Bisma Wani, in the Kashmiri city of Srinagar, offers classes for those seeking remote work on global platforms such as Fiverr and Upwork. For Rs 500-800 ($6-$10) for a group session, she teaches AI for freelance beginners, Wani told Rest of World. Most of her students are from Bangladesh, Nepal, and Sri Lanka.
A typical session for more than a dozen students lasts an hour, and focuses on AI tools such as ChatGPT, Canva, Adobe Express AI, Midjourney, and others. Wani said she helps students build portfolios; engineer prompts for design and copywriting; create AI-generated business labels, posters, and content for social media; and set up automation workflows to speed up project delivery.
“They’re not trying to become data scientists. They just want to become better digital workers,” said Wani, 27, who has a bachelor’s degree in computer application. She gets 10-15 new inquiries every week, she said.
India’s edtech market is worth about $7.5 billion and is forecast to reach about $29 billion by 2030, driven by the adoption of digital devices and a cultural shift toward online learning. While academies, colleges, and edtech platforms offer formal AI courses, these can cost several hundred dollars, well beyond the budgets of many, Wani said.
Unlike registered edtech platforms, tutors like Dutt and Wani mostly operate through closed Facebook groups and WhatsApp channels. Word of mouth is the main driver of enrollments, and lends a more personalised touch to the sessions.
The Indian government is also pushing AI literacy, with several programs in schools and for the larger population. The Yuva AI for All program is a free foundation course that enables learners to “confidently adopt AI in study, work and everyday life.” A new initiative, backed by Microsoft, aims to equip 20 million workers with essential AI skills by 2030.
While formal AI courses and government programs are important, the informal tutorials help fill a critical gap, Anirudh Govind, an AI researcher and consultant in Bengaluru, told Rest of World.
“People assume AI education must look like a computer science degree, but most small business owners and freelancers need only 5% of that – the part that saves time or brings revenue,” he said. “These low-cost tutors are making AI less intimidating and more practical. It suggests that AI adoption in developing economies is happening bottom-up, not top-down.”

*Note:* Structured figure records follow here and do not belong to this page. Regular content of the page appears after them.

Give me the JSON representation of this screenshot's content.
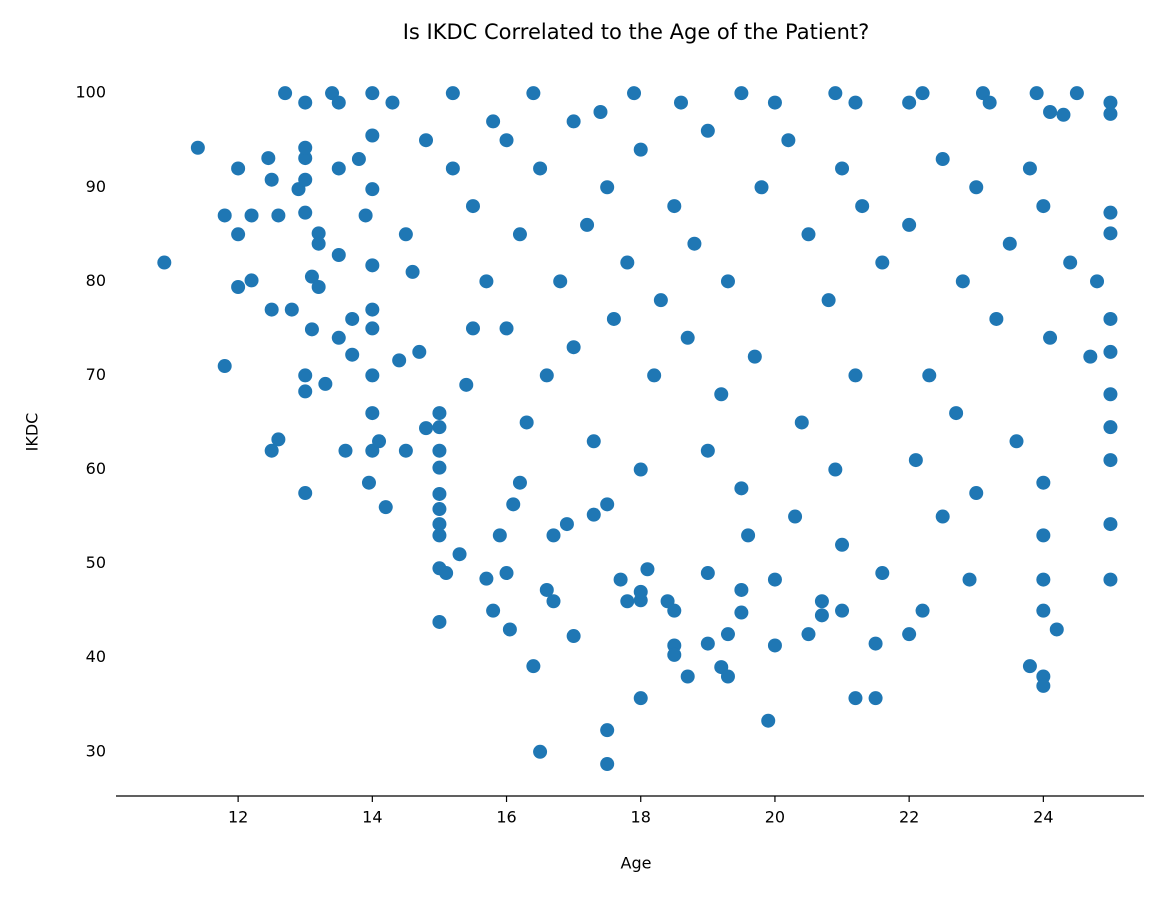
{
  "chart_data": {
    "type": "scatter",
    "title": "Is IKDC Correlated to the Age of the Patient?",
    "x_label": "Age",
    "y_label": "IKDC",
    "color": "#1f77b4",
    "xlim": [
      10.18,
      25.5
    ],
    "ylim": [
      25.3,
      101.4
    ],
    "xticks": [
      12,
      14,
      16,
      18,
      20,
      22,
      24
    ],
    "yticks": [
      30,
      40,
      50,
      60,
      70,
      80,
      90,
      100
    ],
    "x": [
      10.9,
      11.4,
      11.8,
      11.8,
      12,
      12,
      12,
      12.2,
      12.2,
      12.45,
      12.5,
      12.5,
      12.5,
      12.6,
      12.6,
      12.7,
      12.8,
      12.9,
      13,
      13,
      13,
      13,
      13,
      13,
      13,
      13,
      13.1,
      13.1,
      13.2,
      13.2,
      13.2,
      13.3,
      13.4,
      13.5,
      13.5,
      13.5,
      13.5,
      13.6,
      13.7,
      13.7,
      13.8,
      13.9,
      13.95,
      14,
      14,
      14,
      14,
      14,
      14,
      14,
      14,
      14,
      14.1,
      14.2,
      14.3,
      14.4,
      14.5,
      14.6,
      14.7,
      14.8,
      15,
      15,
      15,
      15,
      15,
      15,
      15,
      15,
      15,
      15,
      15.1,
      15.2,
      15.3,
      15.4,
      15.5,
      15.7,
      15.8,
      15.9,
      16,
      16.05,
      16.1,
      16.2,
      16.4,
      16.5,
      16.6,
      16.7,
      16.7,
      16.9,
      17,
      17.3,
      17.5,
      17.5,
      17.5,
      17.7,
      17.8,
      18,
      18,
      18,
      18.1,
      18.4,
      18.5,
      18.5,
      18.5,
      18.7,
      19,
      19,
      19.2,
      19.3,
      19.3,
      19.5,
      19.5,
      19.9,
      20,
      20,
      20.5,
      20.7,
      20.7,
      21,
      21.2,
      21.5,
      21.5,
      21.6,
      22,
      22.2,
      22.9,
      23.8,
      24,
      24,
      24,
      24,
      24,
      24,
      24.2,
      25,
      25,
      25,
      25,
      25,
      25,
      25,
      25,
      25,
      25,
      25,
      24.5,
      24.3,
      23.9,
      24.1,
      23.1,
      23.2,
      22.2,
      22,
      21.2,
      20.9,
      20,
      19.5,
      16,
      16.5,
      17,
      17.5,
      18,
      18.5,
      19,
      16.2,
      16.8,
      17.2,
      17.8,
      18.3,
      18.8,
      19.3,
      19.8,
      16,
      16.6,
      17,
      17.6,
      18.2,
      18.7,
      19.2,
      19.7,
      15.5,
      15.2,
      14.8,
      14.5,
      15.7,
      16.3,
      17.3,
      18,
      19,
      19.5,
      17.4,
      18.6,
      16.4,
      17.9,
      15.8,
      20.2,
      20.5,
      20.8,
      21,
      21.3,
      21.6,
      21.2,
      20.4,
      20.9,
      22,
      22.5,
      22.8,
      23,
      23.3,
      22.3,
      22.7,
      23.5,
      23.8,
      24,
      24.4,
      24.1,
      23.6,
      22.1,
      23,
      24.8,
      24.7,
      22.5,
      20.3,
      21,
      19.6
    ],
    "values": [
      82,
      94.2,
      87,
      71,
      92,
      85,
      79.4,
      80.1,
      87,
      93.1,
      90.8,
      77,
      62,
      63.2,
      87,
      100,
      77,
      89.8,
      99,
      93.1,
      94.2,
      90.8,
      87.3,
      70,
      68.3,
      57.5,
      80.5,
      74.9,
      85.1,
      84,
      79.4,
      69.1,
      100,
      99,
      92,
      82.8,
      74,
      62,
      72.2,
      76,
      93,
      87,
      58.6,
      100,
      75,
      95.5,
      89.8,
      81.7,
      77,
      70,
      66,
      62,
      63,
      56,
      99,
      71.6,
      62,
      81,
      72.5,
      64.4,
      66,
      64.5,
      62,
      60.2,
      57.4,
      55.8,
      54.2,
      53,
      49.5,
      43.8,
      49,
      100,
      51,
      69,
      75,
      48.4,
      45,
      53,
      49,
      43,
      56.3,
      58.6,
      39.1,
      30,
      47.2,
      46,
      53,
      54.2,
      42.3,
      55.2,
      32.3,
      28.7,
      56.3,
      48.3,
      46,
      35.7,
      46.1,
      47,
      49.4,
      46,
      41.3,
      40.3,
      45,
      38,
      41.5,
      49,
      39,
      42.5,
      38,
      44.8,
      47.2,
      33.3,
      41.3,
      48.3,
      42.5,
      44.5,
      46,
      45,
      35.7,
      35.7,
      41.5,
      49,
      42.5,
      45,
      48.3,
      39.1,
      38,
      37,
      45,
      48.3,
      53,
      58.6,
      43,
      48.3,
      54.2,
      61,
      64.5,
      68,
      72.5,
      76,
      85.1,
      87.3,
      97.8,
      99,
      100,
      97.7,
      100,
      98,
      100,
      99,
      100,
      99,
      99,
      100,
      99,
      100,
      95,
      92,
      97,
      90,
      94,
      88,
      96,
      85,
      80,
      86,
      82,
      78,
      84,
      80,
      90,
      75,
      70,
      73,
      76,
      70,
      74,
      68,
      72,
      88,
      92,
      95,
      85,
      80,
      65,
      63,
      60,
      62,
      58,
      98,
      99,
      100,
      100,
      97,
      95,
      85,
      78,
      92,
      88,
      82,
      70,
      65,
      60,
      86,
      93,
      80,
      90,
      76,
      70,
      66,
      84,
      92,
      88,
      82,
      74,
      63,
      61,
      57.5,
      80,
      72,
      55,
      55,
      52,
      53
    ]
  }
}
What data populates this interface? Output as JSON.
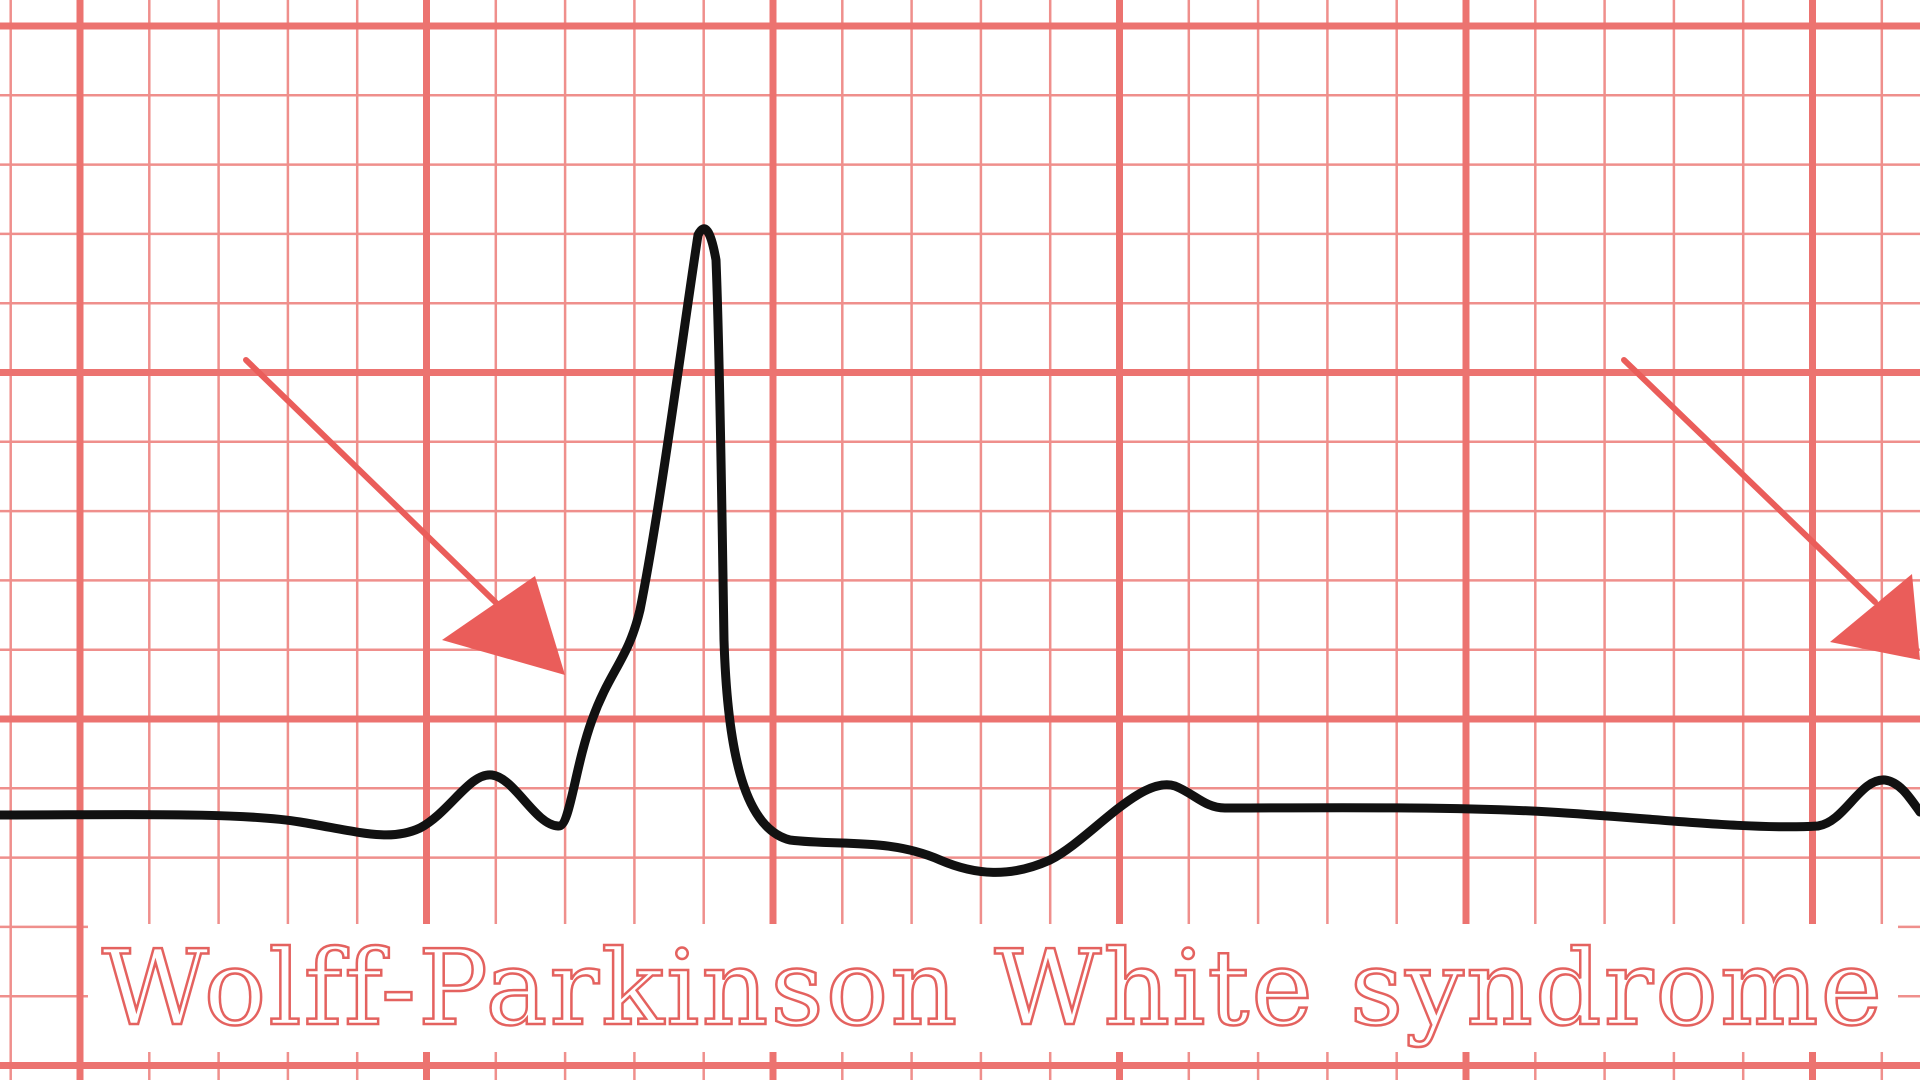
{
  "caption": "Wolff-Parkinson White syndrome",
  "colors": {
    "grid": "#ef8f8c",
    "grid_major": "#ec7370",
    "trace": "#111111",
    "arrow": "#ea5d5a",
    "caption": "#e4625f",
    "background": "#ffffff"
  },
  "annotations": [
    {
      "type": "arrow",
      "points_to": "delta-wave"
    },
    {
      "type": "arrow",
      "points_to": "next-beat-delta-wave"
    }
  ]
}
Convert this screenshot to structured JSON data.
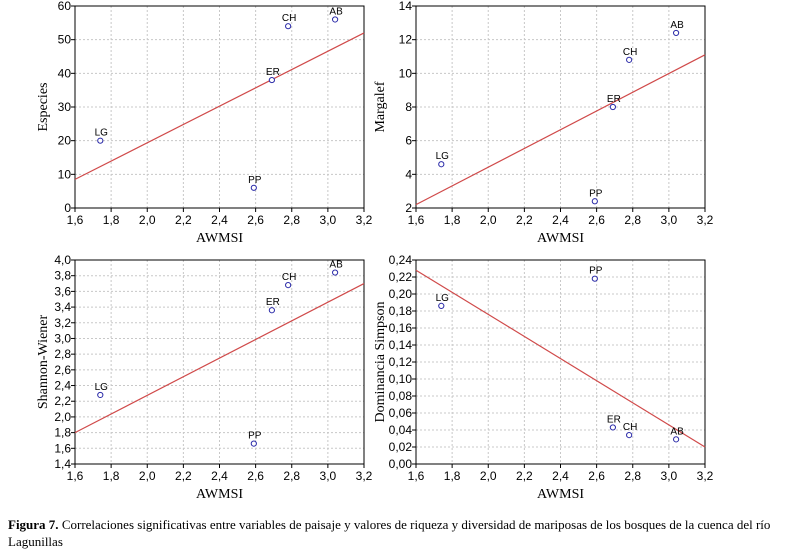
{
  "caption": {
    "label": "Figura 7.",
    "text": "Correlaciones significativas entre variables de paisaje y valores de riqueza y diversidad de mariposas de los bosques de la cuenca del río Lagunillas"
  },
  "colors": {
    "fit_line": "#d04a4a",
    "points": "#2a2aa8",
    "grid": "#c8c8c8"
  },
  "chart_data": [
    {
      "type": "scatter",
      "xlabel": "AWMSI",
      "ylabel": "Especies",
      "xlim": [
        1.6,
        3.2
      ],
      "ylim": [
        0,
        60
      ],
      "xticks": [
        "1,6",
        "1,8",
        "2,0",
        "2,2",
        "2,4",
        "2,6",
        "2,8",
        "3,0",
        "3,2"
      ],
      "yticks": [
        "0",
        "10",
        "20",
        "30",
        "40",
        "50",
        "60"
      ],
      "grid": true,
      "points": [
        {
          "label": "LG",
          "x": 1.74,
          "y": 20
        },
        {
          "label": "PP",
          "x": 2.59,
          "y": 6
        },
        {
          "label": "ER",
          "x": 2.69,
          "y": 38
        },
        {
          "label": "CH",
          "x": 2.78,
          "y": 54
        },
        {
          "label": "AB",
          "x": 3.04,
          "y": 56
        }
      ],
      "fit": [
        [
          1.6,
          8.5
        ],
        [
          3.2,
          52
        ]
      ]
    },
    {
      "type": "scatter",
      "xlabel": "AWMSI",
      "ylabel": "Margalef",
      "xlim": [
        1.6,
        3.2
      ],
      "ylim": [
        2,
        14
      ],
      "xticks": [
        "1,6",
        "1,8",
        "2,0",
        "2,2",
        "2,4",
        "2,6",
        "2,8",
        "3,0",
        "3,2"
      ],
      "yticks": [
        "2",
        "4",
        "6",
        "8",
        "10",
        "12",
        "14"
      ],
      "grid": true,
      "points": [
        {
          "label": "LG",
          "x": 1.74,
          "y": 4.6
        },
        {
          "label": "PP",
          "x": 2.59,
          "y": 2.4
        },
        {
          "label": "ER",
          "x": 2.69,
          "y": 8.0
        },
        {
          "label": "CH",
          "x": 2.78,
          "y": 10.8
        },
        {
          "label": "AB",
          "x": 3.04,
          "y": 12.4
        }
      ],
      "fit": [
        [
          1.6,
          2.2
        ],
        [
          3.2,
          11.1
        ]
      ]
    },
    {
      "type": "scatter",
      "xlabel": "AWMSI",
      "ylabel": "Shannon-Wiener",
      "xlim": [
        1.6,
        3.2
      ],
      "ylim": [
        1.4,
        4.0
      ],
      "xticks": [
        "1,6",
        "1,8",
        "2,0",
        "2,2",
        "2,4",
        "2,6",
        "2,8",
        "3,0",
        "3,2"
      ],
      "yticks": [
        "1,4",
        "1,6",
        "1,8",
        "2,0",
        "2,2",
        "2,4",
        "2,6",
        "2,8",
        "3,0",
        "3,2",
        "3,4",
        "3,6",
        "3,8",
        "4,0"
      ],
      "grid": true,
      "points": [
        {
          "label": "LG",
          "x": 1.74,
          "y": 2.28
        },
        {
          "label": "PP",
          "x": 2.59,
          "y": 1.66
        },
        {
          "label": "ER",
          "x": 2.69,
          "y": 3.36
        },
        {
          "label": "CH",
          "x": 2.78,
          "y": 3.68
        },
        {
          "label": "AB",
          "x": 3.04,
          "y": 3.84
        }
      ],
      "fit": [
        [
          1.6,
          1.8
        ],
        [
          3.2,
          3.7
        ]
      ]
    },
    {
      "type": "scatter",
      "xlabel": "AWMSI",
      "ylabel": "Dominancia Simpson",
      "xlim": [
        1.6,
        3.2
      ],
      "ylim": [
        0,
        0.24
      ],
      "xticks": [
        "1,6",
        "1,8",
        "2,0",
        "2,2",
        "2,4",
        "2,6",
        "2,8",
        "3,0",
        "3,2"
      ],
      "yticks": [
        "0,00",
        "0,02",
        "0,04",
        "0,06",
        "0,08",
        "0,10",
        "0,12",
        "0,14",
        "0,16",
        "0,18",
        "0,20",
        "0,22",
        "0,24"
      ],
      "grid": true,
      "points": [
        {
          "label": "LG",
          "x": 1.74,
          "y": 0.186
        },
        {
          "label": "PP",
          "x": 2.59,
          "y": 0.218
        },
        {
          "label": "ER",
          "x": 2.69,
          "y": 0.043
        },
        {
          "label": "CH",
          "x": 2.78,
          "y": 0.034
        },
        {
          "label": "AB",
          "x": 3.04,
          "y": 0.029
        }
      ],
      "fit": [
        [
          1.6,
          0.228
        ],
        [
          3.2,
          0.02
        ]
      ]
    }
  ]
}
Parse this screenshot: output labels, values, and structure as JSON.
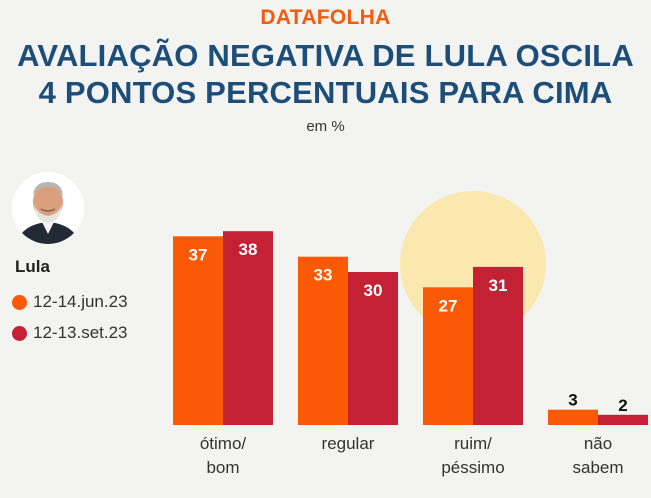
{
  "header": {
    "brand": "DATAFOLHA",
    "title": "AVALIAÇÃO NEGATIVA DE LULA OSCILA\n4 PONTOS PERCENTUAIS PARA CIMA",
    "subtitle": "em %"
  },
  "person": {
    "name": "Lula"
  },
  "colors": {
    "orange": "#fa5a06",
    "red": "#c42234",
    "highlight": "#fbe8ae",
    "title": "#1d4e79"
  },
  "chart_data": {
    "type": "bar",
    "categories": [
      "ótimo/\nbom",
      "regular",
      "ruim/\npéssimo",
      "não\nsabem"
    ],
    "series": [
      {
        "name": "12-14.jun.23",
        "color": "#fa5a06",
        "values": [
          37,
          33,
          27,
          3
        ]
      },
      {
        "name": "12-13.set.23",
        "color": "#c42234",
        "values": [
          38,
          30,
          31,
          2
        ]
      }
    ],
    "ylim": [
      0,
      38
    ],
    "highlighted_category": "ruim/\npéssimo",
    "legend_position": "left"
  }
}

The sector is unregulated, and can pose risks for those signing up, Govind said. “There is no quality control. Some tutors are excellent, some aren’t.”
For the learners who have few other options, the lessons are translating into income gains.
For Nepal-based Aditi Thapa, a freelance content creator and designer, Wani’s modules helped her secure more clients, she told Rest of World. “I went from earning $70 a month to $250,” the 24-year-old said. “I didn’t need a big AI course. I just needed someone to teach me what would get me jobs.”
Farid Ahmed, who runs a stationery shop in Dhaka, took one of Dutt’s tutorials recently. Before enrolling, he had never used a computer for anything more than basic billing, the 38-year-old told Rest of World. After three weeks of lessons, he was able to automate his inventory using AI-powered spreadsheet tools, which has helped him track fast-moving items and plan stock ahead of festivals, said Ahmed.
“My profits have increased,” he said.
For Dutt, the tutorials are a small but growing side business. He is confident there will always be room for them, even as formal programs proliferate, because of the needs of people like Ahmed.
“They teach advanced AI. I teach someone how to take a ledger-based shop and run it with spreadsheets with AI,” he said.
“The biggest misconception is that small business owners in developing countries will be the last to adopt AI. I’m seeing the opposite,” said Dutt. “They are adopting it first because for them, even a small improvement in efficiency makes a big difference.”
Tauseef Ahmad is a freelance journalist based in Delhi.
Sajid Raina is a freelance journalist based in Delhi.